Álcool move violência doméstica

Novo estudo da Universidade Federal de São Paulo (Unifesp), feito com 7 mil famílias em 108 cidades do Brasil, comprova que o álcool funciona como “combustível” da violência doméstica. Nas entrevistas feitas durante um ano, os pesquisadores identificaram que em quase metade das agressões que acontecem dentro de casa (49,8%) o autor das surras estava embriagado. A relação entre bebida alcoólica e maus-tratos já era considerada pelos especialistas, mas a evidência científica foi comprovada nacionalmente só com o ensaio científico.
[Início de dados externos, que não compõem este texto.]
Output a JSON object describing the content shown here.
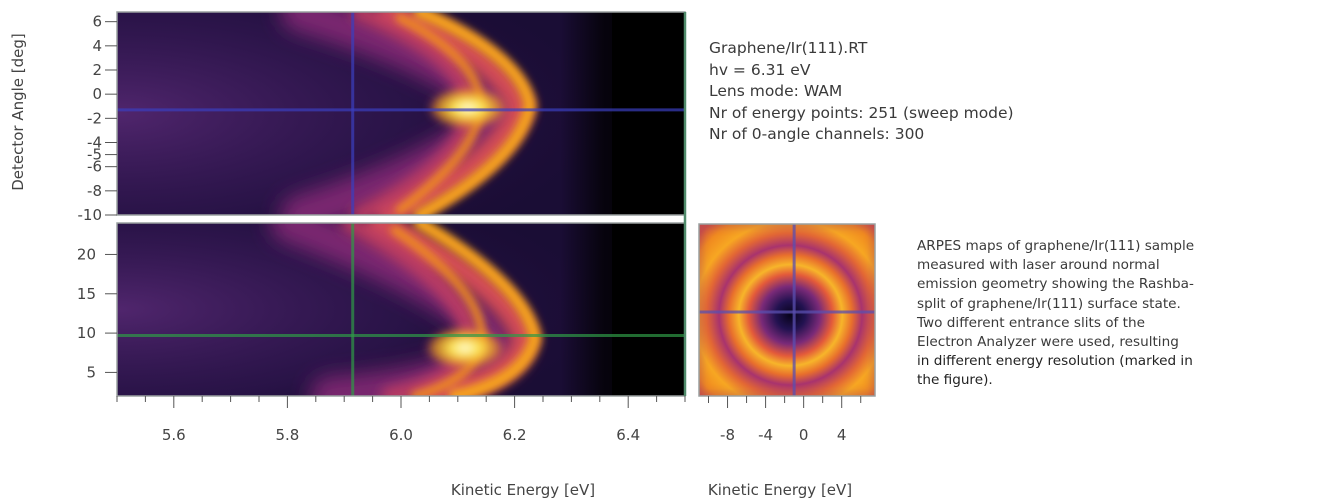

Por Fernanda Aranda do Estadão 

Foto:  Getty Images/iStockphoto

“Ele tomava seus goles de pinga e virava monstro, me batia na frente de qualquer um. Não respeitou nem quando estava grávida. Tenho as marcas em todo corpo”, diz Maria, hoje com 52 anos, moradora da periferia da zona sul de São Paulo, que apanhou do marido por três décadas, sempre calada. Nunca denunciou o companheiro – nem quando a rede de delegacias da mulher foi criada. “E no hospital, sempre inventava uma desculpa diferente para meus machucados. Uma hora caía da escada, outra inventava que escorregava no banheiro”, diz ela, que não sabe explicar porque tolerou as surras durante tanto tempo. “Primeiramente, era amor. Depois, não sei.”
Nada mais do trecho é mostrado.